Here's my rationale: Matt 3:11; 12:28; 22:43 all refer to the Spirit of God. Matt 3:11 has noted John's prophecy that Jesus will baptize with the Holy Spirit.  Scholars agree that a background to the beatitudes is probably Isaiah 61, which notes that:
The Spirit of the Lord God is upon me, because the Lord has anointed me; he has sent me to bring good news to the oppressed, to bind up the brokenhearted, to proclaim liberty to the captives, and release to the prisoners...
If this is true, then we could have Jesus' announcement of blessing/privilege to his audience consisting of an announcement concerning the Holy Spirit, which is now available through Jesus to anyone who lacks the Spirit. What a blessing!
I recognise that there are possible problems with the construction (See the criticism of Luz, Matthew 1-7, pg. 191 n. 59), but it does appear to make more sense than the usual interpretation, which ignores τῷ πνεύματι.
France, The Gospel of Matthew, pg. 165 sees this as a "poverty in spirit" but in a positive spiritual orientation, the converse of the arrognat self-confidence which not only rides roughshod over the interest of other people but more importantly causes a person to treat God as irrelevant. This is closer to my understanding, but again, it forces πνεύματι to refer to the human spirit which is impoverished or lacking, when Matthew's usage suggests a reference to the Divine Spirit.
Thoughts? Have I missed something?


Eddie said...


If Matthew intends Jesus words to be understood as reference to the Spirit of God, then how do we relate this to the parallel in Luke where Jesus simply says 'poor' with no reference to 'Spirit'? (Lk 6.20) Surely Luke intends material poverty ('but woe to you who are rich...' 6.22)

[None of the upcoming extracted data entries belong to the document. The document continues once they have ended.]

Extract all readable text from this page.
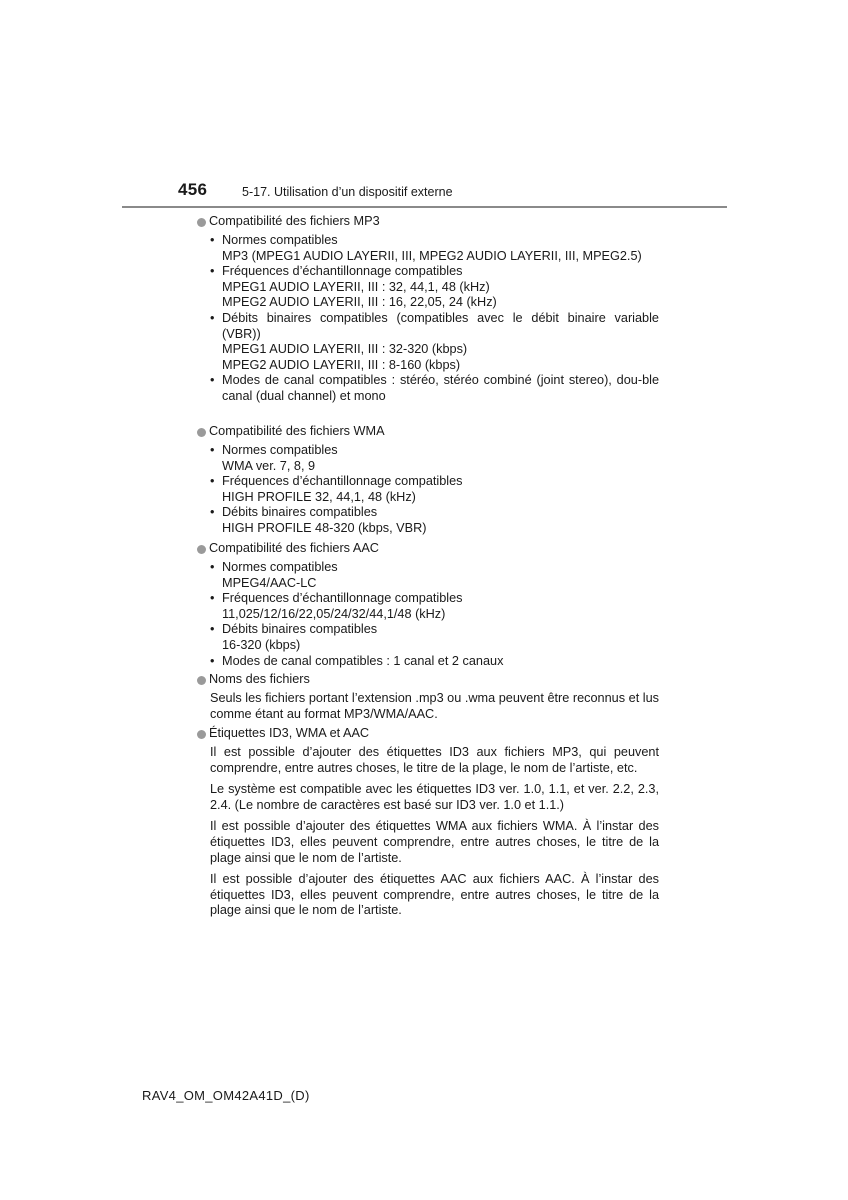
456	5-17. Utilisation d’un dispositif externe
Compatibilité des fichiers MP3
• Normes compatibles
MP3 (MPEG1 AUDIO LAYERII, III, MPEG2 AUDIO LAYERII, III, MPEG2.5)
• Fréquences d’échantillonnage compatibles
MPEG1 AUDIO LAYERII, III : 32, 44,1, 48 (kHz)
MPEG2 AUDIO LAYERII, III : 16, 22,05, 24 (kHz)
• Débits binaires compatibles (compatibles avec le débit binaire variable (VBR))
MPEG1 AUDIO LAYERII, III : 32-320 (kbps)
MPEG2 AUDIO LAYERII, III : 8-160 (kbps)
• Modes de canal compatibles : stéréo, stéréo combiné (joint stereo), dou-ble canal (dual channel) et mono
Compatibilité des fichiers WMA
• Normes compatibles
WMA ver. 7, 8, 9
• Fréquences d’échantillonnage compatibles
HIGH PROFILE 32, 44,1, 48 (kHz)
• Débits binaires compatibles
HIGH PROFILE 48-320 (kbps, VBR)
Compatibilité des fichiers AAC
• Normes compatibles
MPEG4/AAC-LC
• Fréquences d’échantillonnage compatibles
11,025/12/16/22,05/24/32/44,1/48 (kHz)
• Débits binaires compatibles
16-320 (kbps)
• Modes de canal compatibles : 1 canal et 2 canaux
Noms des fichiers

Seuls les fichiers portant l’extension .mp3 ou .wma peuvent être reconnus et lus comme étant au format MP3/WMA/AAC.

Étiquettes ID3, WMA et AAC

Il est possible d’ajouter des étiquettes ID3 aux fichiers MP3, qui peuvent comprendre, entre autres choses, le titre de la plage, le nom de l’artiste, etc.

Le système est compatible avec les étiquettes ID3 ver. 1.0, 1.1, et ver. 2.2, 2.3, 2.4. (Le nombre de caractères est basé sur ID3 ver. 1.0 et 1.1.)

Il est possible d’ajouter des étiquettes WMA aux fichiers WMA. À l’instar des étiquettes ID3, elles peuvent comprendre, entre autres choses, le titre de la plage ainsi que le nom de l’artiste.

Il est possible d’ajouter des étiquettes AAC aux fichiers AAC. À l’instar des étiquettes ID3, elles peuvent comprendre, entre autres choses, le titre de la plage ainsi que le nom de l’artiste.

RAV4_OM_OM42A41D_(D)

Because of this parallel, should Matthew's additional (?) reference to the Spirit then be understood in the tradition of the 'righteous poor' who plead their case before God against their oppressors?

Sean said...

Luke's account is either a redaction from Matthew, or drawn from an independent tradition (Q?). So I'm not sure we can determine Matthew's meaning, with reference to Luke. Luke has a special interest in the poor, as in those economically disadvantaged. But given the reason's above, I suggest that Matthew is using "poor" as a metaphor.

The reference to the "righteous poor" in the psalms is only of limited value, perhaps helpful in interpreting Matt 11:5; 19:21; 26:9, 11. So yeah.